P. Não é só o fenótipo que informa a nossa raça, mas, principalmente para pessoas negras de pele clara, é o racismo que informa a identidade racial de uma pessoa. A maior prova de que Gilberto é negro é ter justamente alguém chamando ele de “sujinho”. É uma retórica autoexplicativa. Só pessoas negras são submetidas a esse tipo de violência. O debate da pigmentocracia, da mestiçagem e do que significa ser ou não ser negro no Brasil deve ser feito com cartas na mesa, com olho no olho, se ela feita de maneira a diminuir outra pessoa, isso só mostra que essa própria circunstância é produto do racismo.
P. Há uma coletivização dos equívocos individuais de pessoas negras?
R. As pessoas estão loucas para ser racistas, elas só precisam de uma justificativa plausível para isso. E a justificativa, nos últimos dias, têm sido as posturas equivocadas e violentas de parte do elenco negro do BBB. Essas posturas estão autorizando um conjunto de manifestações do racismo na internet. Por mais que eu discorde da postura desses participantes, jamais permitirei que eles sejam chamados de “macaco”. Uma pessoa desempenhando o papel de capitão-do-mato não é o maior problema da luta antirracista. O problema é quando isso vira opinião coletiva e aí a gente vê, por exemplo, gente criticando Lumena com o mesmo tom que ela usa, o mesmo autoritarismo violento.
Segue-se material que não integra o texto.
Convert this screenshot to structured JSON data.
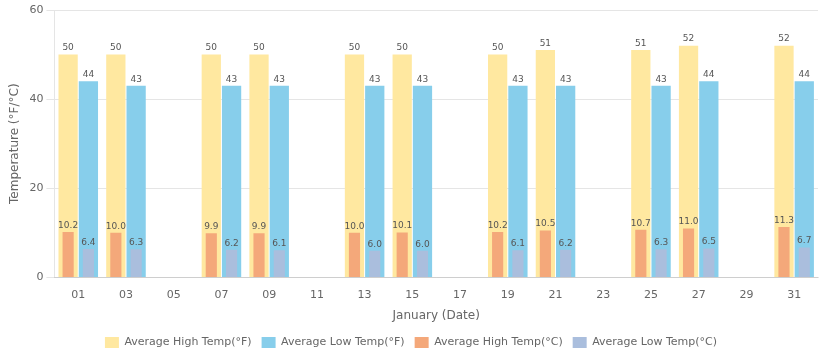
{
  "chart_data": {
    "type": "bar",
    "xlabel": "January (Date)",
    "ylabel": "Temperature (°F/°C)",
    "categories": [
      "01",
      "03",
      "05",
      "07",
      "09",
      "11",
      "13",
      "15",
      "17",
      "19",
      "21",
      "23",
      "25",
      "27",
      "29",
      "31"
    ],
    "series": [
      {
        "name": "Average High Temp(°F)",
        "color": "#FFE8A0",
        "values": [
          50,
          50,
          null,
          50,
          50,
          null,
          50,
          50,
          null,
          50,
          51,
          null,
          51,
          52,
          null,
          52
        ]
      },
      {
        "name": "Average Low Temp(°F)",
        "color": "#87CEEB",
        "values": [
          44,
          43,
          null,
          43,
          43,
          null,
          43,
          43,
          null,
          43,
          43,
          null,
          43,
          44,
          null,
          44
        ]
      },
      {
        "name": "Average High Temp(°C)",
        "color": "#F4A87A",
        "values": [
          10.2,
          10.0,
          null,
          9.9,
          9.9,
          null,
          10.0,
          10.1,
          null,
          10.2,
          10.5,
          null,
          10.7,
          11.0,
          null,
          11.3
        ],
        "value_labels": [
          "10.2",
          "10.0",
          null,
          "9.9",
          "9.9",
          null,
          "10.0",
          "10.1",
          null,
          "10.2",
          "10.5",
          null,
          "10.7",
          "11.0",
          null,
          "11.3"
        ]
      },
      {
        "name": "Average Low Temp(°C)",
        "color": "#AABEDD",
        "values": [
          6.4,
          6.3,
          null,
          6.2,
          6.1,
          null,
          6.0,
          6.0,
          null,
          6.1,
          6.2,
          null,
          6.3,
          6.5,
          null,
          6.7
        ],
        "value_labels": [
          "6.4",
          "6.3",
          null,
          "6.2",
          "6.1",
          null,
          "6.0",
          "6.0",
          null,
          "6.1",
          "6.2",
          null,
          "6.3",
          "6.5",
          null,
          "6.7"
        ]
      }
    ],
    "ylim": [
      0,
      60
    ],
    "yticks": [
      0,
      20,
      40,
      60
    ],
    "grid": "y",
    "legend": "bottom",
    "data_labels": true
  }
}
Sobre o isolamento de Lucas, por exemplo, quase ninguém fez uma reflexão sobre auto ódio, sobre a possibilidade de que a implicância com ele seja fruto de um processo de rejeição a um espelho que se quer negar. Porque, em alguma medida, quase todos ali já foram Lucas, um jovem negro periférico que está tateando ainda nos debates, que ainda erra muito, que traz um conjunto de dores. É um processo mais perverso que não deixa de violentar também os corpos das próprias pessoas que estão ali como algozes. Vivemos a cultura do ódio e do cancelamento, por isso é até difícil fazer uma leitura dessas sem ser chamada de passadora de pano.
P. Na edição de 2020, Thelma e Babu já pautaram várias discussões sobre vivências negras em um país como o Brasil, mas mal podiam (ou se sentiam à vontade para) usar a palavra “racismo”. Há algo de positivo para o debate antirracista no BBB 21?
R. Todo processo cultural que vivemos é importante. Não usaria a palavra “positivo”, mas esse o que esse BBB 21 traz de lição é evidenciar que ferramentas como esse programa jamais poderão ser instrumentos de emancipação do nosso povo. Outra coisa é mostrar que não basta estarmos nos espaços, porque ocupar é importante, mas é preciso fazer isso com estratégias coletivas. O programa mostrou que paridade racial nem sempre é sobre o combate ao racismo.